Formación ¿sí o sí?

Por: Paloma Grijota

-¿Y qué pasa si formamos a nuestros empleados y se van?, pregunta el director financiero.

-¿Y qué pasa si no les formamos y se quedan?, le responde el director general.
¿Cuántas veces hemos oído que la formación supone un gasto para las empresas?

Así es, parece que para la formación nunca hay presupuesto, así que “si hay tiempo y lo podemos bonificar, hacemos algún curso a final de año”. ¿Os suena de algo?

Después de varios años dedicada a la formación, aún me sigo encontrando con este tipo de situaciones. También es cierto que vamos avanzando y las empresas son cada vez más conscientes de la importancia de la formación.

Pero veámoslo desde otro punto de vista:

Si las empresas existen es para ganar dinero.

Si tenemos muchos ingresos y pocos gastos, la empresa obtiene más beneficios.

Si la empresa obtiene beneficios, tiene más capacidad económica para reinvertir en la empresa.

Pero en estos silogismos, ¿dónde encontramos el beneficio para los trabajadores?

Si invertimos en formación y dejamos de considerarlo un gasto, el beneficio será económico para la empresa y contribuirá al bienestar de los trabajadores.

Señores empresarios, reflexionen sobre los siguientes ejemplos:

Un departamento de administración con cuatro personas, en el que sólo una maneja el programa de nóminas, es un gasto para la empresa. ¿Qué ocurre si se queda de baja? ¿Y si se va de la empresa? ¿Y qué presión puede sufrir esa persona si nunca va a poder delegar? Habrá que formar al menos a otra persona más del departamento.

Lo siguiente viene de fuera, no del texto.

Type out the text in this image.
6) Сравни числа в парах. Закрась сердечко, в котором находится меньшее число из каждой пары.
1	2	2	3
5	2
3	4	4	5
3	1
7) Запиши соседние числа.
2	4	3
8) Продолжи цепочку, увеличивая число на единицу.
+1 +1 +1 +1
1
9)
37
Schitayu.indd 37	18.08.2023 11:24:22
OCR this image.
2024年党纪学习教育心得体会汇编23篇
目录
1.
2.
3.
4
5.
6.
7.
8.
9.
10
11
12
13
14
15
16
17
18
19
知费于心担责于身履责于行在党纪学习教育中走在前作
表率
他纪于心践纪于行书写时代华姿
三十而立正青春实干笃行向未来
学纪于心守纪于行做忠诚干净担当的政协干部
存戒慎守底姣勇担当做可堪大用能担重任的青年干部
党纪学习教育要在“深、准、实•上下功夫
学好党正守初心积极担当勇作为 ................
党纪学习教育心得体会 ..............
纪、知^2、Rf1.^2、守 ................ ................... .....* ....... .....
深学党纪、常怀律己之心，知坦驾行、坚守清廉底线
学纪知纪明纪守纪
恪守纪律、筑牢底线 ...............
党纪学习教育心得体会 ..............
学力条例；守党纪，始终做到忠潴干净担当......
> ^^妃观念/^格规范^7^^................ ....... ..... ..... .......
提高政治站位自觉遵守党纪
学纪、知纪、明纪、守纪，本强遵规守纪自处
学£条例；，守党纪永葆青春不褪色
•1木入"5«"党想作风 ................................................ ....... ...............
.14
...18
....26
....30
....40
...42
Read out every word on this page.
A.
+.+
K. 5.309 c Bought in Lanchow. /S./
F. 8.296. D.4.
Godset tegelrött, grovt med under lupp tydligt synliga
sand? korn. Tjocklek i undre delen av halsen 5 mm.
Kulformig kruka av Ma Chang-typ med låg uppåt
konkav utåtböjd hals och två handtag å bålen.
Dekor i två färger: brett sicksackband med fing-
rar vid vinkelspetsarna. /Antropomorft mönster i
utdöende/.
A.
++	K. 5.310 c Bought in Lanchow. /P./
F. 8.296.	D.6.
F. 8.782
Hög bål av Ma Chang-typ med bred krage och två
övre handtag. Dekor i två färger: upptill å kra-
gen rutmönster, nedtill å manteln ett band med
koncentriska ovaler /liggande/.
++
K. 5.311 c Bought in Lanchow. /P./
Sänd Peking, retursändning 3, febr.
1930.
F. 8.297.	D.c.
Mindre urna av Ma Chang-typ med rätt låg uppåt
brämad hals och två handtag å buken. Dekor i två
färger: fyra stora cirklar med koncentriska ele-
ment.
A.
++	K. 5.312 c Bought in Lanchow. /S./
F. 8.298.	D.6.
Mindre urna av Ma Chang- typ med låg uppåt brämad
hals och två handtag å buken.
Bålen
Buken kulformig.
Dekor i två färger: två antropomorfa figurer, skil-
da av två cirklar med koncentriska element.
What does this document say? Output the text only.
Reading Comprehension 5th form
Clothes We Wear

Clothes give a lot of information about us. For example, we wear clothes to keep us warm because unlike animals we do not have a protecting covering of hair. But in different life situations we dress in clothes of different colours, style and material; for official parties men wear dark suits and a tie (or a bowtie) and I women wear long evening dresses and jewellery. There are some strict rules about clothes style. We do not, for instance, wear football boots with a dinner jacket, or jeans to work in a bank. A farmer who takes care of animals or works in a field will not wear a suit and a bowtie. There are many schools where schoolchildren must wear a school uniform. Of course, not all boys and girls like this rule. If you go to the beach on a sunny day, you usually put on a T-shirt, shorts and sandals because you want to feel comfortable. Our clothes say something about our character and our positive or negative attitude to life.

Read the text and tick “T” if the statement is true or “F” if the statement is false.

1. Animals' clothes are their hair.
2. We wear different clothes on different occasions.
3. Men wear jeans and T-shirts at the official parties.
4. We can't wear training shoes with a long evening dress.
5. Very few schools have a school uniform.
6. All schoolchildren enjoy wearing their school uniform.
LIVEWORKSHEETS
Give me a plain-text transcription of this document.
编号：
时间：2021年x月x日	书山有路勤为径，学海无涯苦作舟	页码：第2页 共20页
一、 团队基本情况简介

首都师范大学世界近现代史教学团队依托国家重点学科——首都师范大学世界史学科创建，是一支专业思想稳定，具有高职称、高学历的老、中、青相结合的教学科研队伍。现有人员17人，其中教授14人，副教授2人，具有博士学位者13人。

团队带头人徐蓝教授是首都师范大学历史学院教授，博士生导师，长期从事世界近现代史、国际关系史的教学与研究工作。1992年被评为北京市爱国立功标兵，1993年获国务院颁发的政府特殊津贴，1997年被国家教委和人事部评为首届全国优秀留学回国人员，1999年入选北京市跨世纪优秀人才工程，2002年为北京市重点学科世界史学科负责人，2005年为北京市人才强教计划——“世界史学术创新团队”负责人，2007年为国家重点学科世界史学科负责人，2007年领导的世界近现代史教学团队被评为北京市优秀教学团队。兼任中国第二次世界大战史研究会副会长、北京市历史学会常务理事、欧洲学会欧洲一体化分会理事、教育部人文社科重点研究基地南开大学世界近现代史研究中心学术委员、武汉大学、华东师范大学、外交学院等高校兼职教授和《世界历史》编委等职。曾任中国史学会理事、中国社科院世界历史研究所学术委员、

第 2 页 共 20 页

Un jefe de proyecto que no tiene capacidad para tomar decisiones, es un gasto para la empresa. ¿Qué pasaría si de su decisión depende el avance del trabajo de su equipo? ¿Qué ocurre si esa lentitud retrasa el proyecto? ¿Cómo creen que se siente? Se le puede entrenar para aumentar su efectividad en la toma de decisiones.

Un responsable de recursos humanos que siempre tiene la puerta de su despacho cerrada, es un gasto para la empresa. ¿Dan por hecho los trabajadores que no se le puede molestar? ¿Nadie se atreve a consultarle cualquier problema por si está ocupado? Y se preguntará por qué nadie se acerca a plantearle sus dudas o preocupaciones. Existen planes de comunicación interna que pasan por una formación previa.
Cuando hablamos de planificar la formación, no estamos hablando de entregar un catálogo o listado de cursos a los trabajadores y que elijan el que más les guste. Eso no es gestionar la formación.

El objetivo de la formación en la empresa es siempre mejorar las competencias profesionales de los trabajadores, se trata de que su trabajo sea más efectivo, que encuentren las mínimas dificultades para realizarlo y que puedan avanzar profesionalmente.

Si queremos conseguir una formación que sea realmente útil para cada puesto de trabajo tendremos que realizar los siguientes pasos:

  • Detectar las necesidades reales de cada puesto, mediante encuestas o entrevistas.
  • Diseñar una formación a medida, adaptada a los conocimientos previos de los participantes valorando si es necesario un curso inicial o avanzado, no elegir cursos “estándar”.
  • Saber qué metodología se va a utilizar en el curso. Ya no sirven las lecciones magistrales, habrá que fomentar la participación, el intercambio de opiniones y la simulación de situaciones reales.
  • Conocer qué formador va a impartir el curso, asegurarnos de su solvencia técnica y solicitar opinión sobre sus resultados en otras empresas o entidades.
  • Ser conscientes de que el curso debe cumplir con las expectativas de los trabajadores y con las de la empresa.
  • Implicar a los trabajadores, explicarles el motivo de la formación y los beneficios para el desempeño de su trabajo. Es importante también establecer unos horarios adecuados y valorar el esfuerzo que les puede suponer.
  • Promover el interés en próximos cursos, darles continuidad, que no lo perciban como una acción puntual.
  • Evaluar los resultados obtenidos, es decir, medir la satisfacción de los participantes.Obtener una medición del retorno de la inversión en la formación.
    De este modo, nos aseguraremos el éxito de la formación.

Y si hay que invertir más porque “no lo cubre la bonificación”, habrá que hacer un esfuerzo y planificar el presupuesto del año siguiente teniendo en cuenta que la formación es una necesidad más de la empresa.

Como dijo Derek Curtis Bok (abogado estadounidense y ex presidente de la Universidad de Harvard): “Si cree usted que la educación es cara, pruebe con la ignorancia”.